OK... I get that you would want to protect your intellectual property from software pirates. Understandable since in most cases a console is sold under cost since you then can charge whatever you like for the games especially if it's a pokemon title which seems like frakking CRACK (God help the world if Angry Birds gets ported... a title people might want to buy in the DSi Store... UNPOSSIBLE!)
Off on a tangent I'm afraid.
Here's the part of the article that got my gears in a twist.
The group actually called and spoke to Nintendo, Gay told me, and "they confirmed that in fact, they could brick a device with a firmware update.
"Further, they stated that they are unsure that they could repair a device to make it so that it could run again," he added. "And, that if they did brick a device, they would void the warranty; therefore the person would have to pay for the attempt to service and repair the device -- e.g., unbrick it -- which they are not sure would work anyhow."
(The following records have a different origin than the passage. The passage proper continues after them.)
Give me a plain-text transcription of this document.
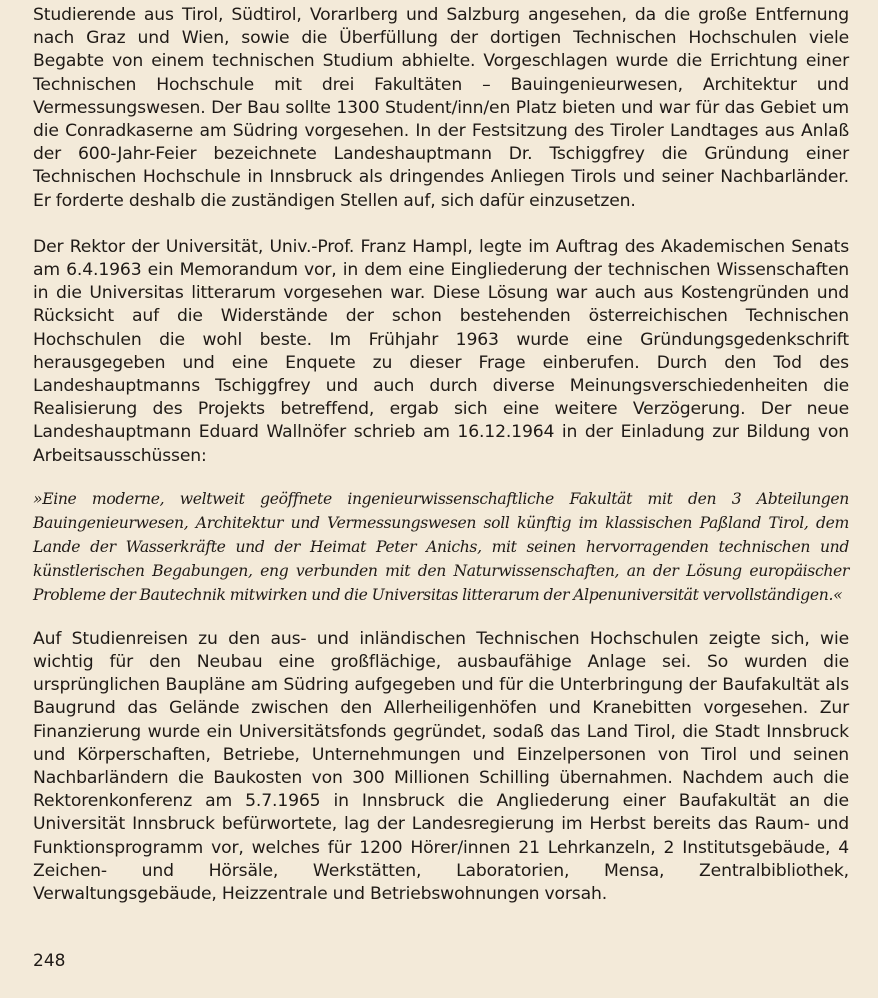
Studierende aus Tirol, Südtirol, Vorarlberg und Salzburg angesehen, da die große Entfernung nach Graz und Wien, sowie die Überfüllung der dortigen Technischen Hochschulen viele Begabte von einem technischen Studium abhielte. Vorgeschlagen wurde die Errichtung einer Technischen Hochschule mit drei Fakultäten – Bauingenieurwesen, Architektur und Vermessungswesen. Der Bau sollte 1300 Student/inn/en Platz bieten und war für das Gebiet um die Conradkaserne am Südring vorgesehen. In der Festsitzung des Tiroler Landtages aus Anlaß der 600-Jahr-Feier bezeichnete Landeshauptmann Dr. Tschiggfrey die Gründung einer Technischen Hochschule in Innsbruck als dringendes Anliegen Tirols und seiner Nachbarländer. Er forderte deshalb die zuständigen Stellen auf, sich dafür einzusetzen.

Der Rektor der Universität, Univ.-Prof. Franz Hampl, legte im Auftrag des Akademischen Senats am 6.4.1963 ein Memorandum vor, in dem eine Eingliederung der technischen Wissenschaften in die Universitas litterarum vorgesehen war. Diese Lösung war auch aus Kostengründen und Rücksicht auf die Widerstände der schon bestehenden österreichischen Technischen Hochschulen die wohl beste. Im Frühjahr 1963 wurde eine Gründungsgedenkschrift herausgegeben und eine Enquete zu dieser Frage einberufen. Durch den Tod des Landeshauptmanns Tschiggfrey und auch durch diverse Meinungsverschiedenheiten die Realisierung des Projekts betreffend, ergab sich eine weitere Verzögerung. Der neue Landeshauptmann Eduard Wallnöfer schrieb am 16.12.1964 in der Einladung zur Bildung von Arbeitsausschüssen:

»Eine moderne, weltweit geöffnete ingenieurwissenschaftliche Fakultät mit den 3 Abteilungen Bauingenieurwesen, Architektur und Vermessungswesen soll künftig im klassischen Paßland Tirol, dem Lande der Wasserkräfte und der Heimat Peter Anichs, mit seinen hervorragenden technischen und künstlerischen Begabungen, eng verbunden mit den Naturwissenschaften, an der Lösung europäischer Probleme der Bautechnik mitwirken und die Universitas litterarum der Alpenuniversität vervollständigen.«

Auf Studienreisen zu den aus- und inländischen Technischen Hochschulen zeigte sich, wie wichtig für den Neubau eine großflächige, ausbaufähige Anlage sei. So wurden die ursprünglichen Baupläne am Südring aufgegeben und für die Unterbringung der Baufakultät als Baugrund das Gelände zwischen den Allerheiligenhöfen und Kranebitten vorgesehen. Zur Finanzierung wurde ein Universitätsfonds gegründet, sodaß das Land Tirol, die Stadt Innsbruck und Körperschaften, Betriebe, Unternehmungen und Einzelpersonen von Tirol und seinen Nachbarländern die Baukosten von 300 Millionen Schilling übernahmen. Nachdem auch die Rektorenkonferenz am 5.7.1965 in Innsbruck die Angliederung einer Baufakultät an die Universität Innsbruck befürwortete, lag der Landesregierung im Herbst bereits das Raum- und Funktionsprogramm vor, welches für 1200 Hörer/innen 21 Lehrkanzeln, 2 Institutsgebäude, 4 Zeichen- und Hörsäle, Werkstätten, Laboratorien, Mensa, Zentralbibliothek, Verwaltungsgebäude, Heizzentrale und Betriebswohnungen vorsah.

248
No. You give us a bad firmware watch you are obligated, if not by your written user agreements then by basic decency as part of your relationship with your customer base, to make it right. There is a not-so-subtle threat there that 'you get caught using a flash cart we will send you an intentionally bad update just to turn your toy into a paperwieght.'
Put to one side the fact I think the DSi Family is incredibly gimped feature-wise off the shelf and let's focus on the whole 'all user content is our property.' Wrongness beyond all comprehending. Pictures taken, drawings made... or even stories written (used homebrew on my ds to make story notes and I think there are a few note-taking apps in the DSi store) are my property Nintendo. Not Yours.
There is a protest on-going where people are sending bricks made out of folded paper. If it wasn't for the expense I'd say send real bricks. Lots of 'em.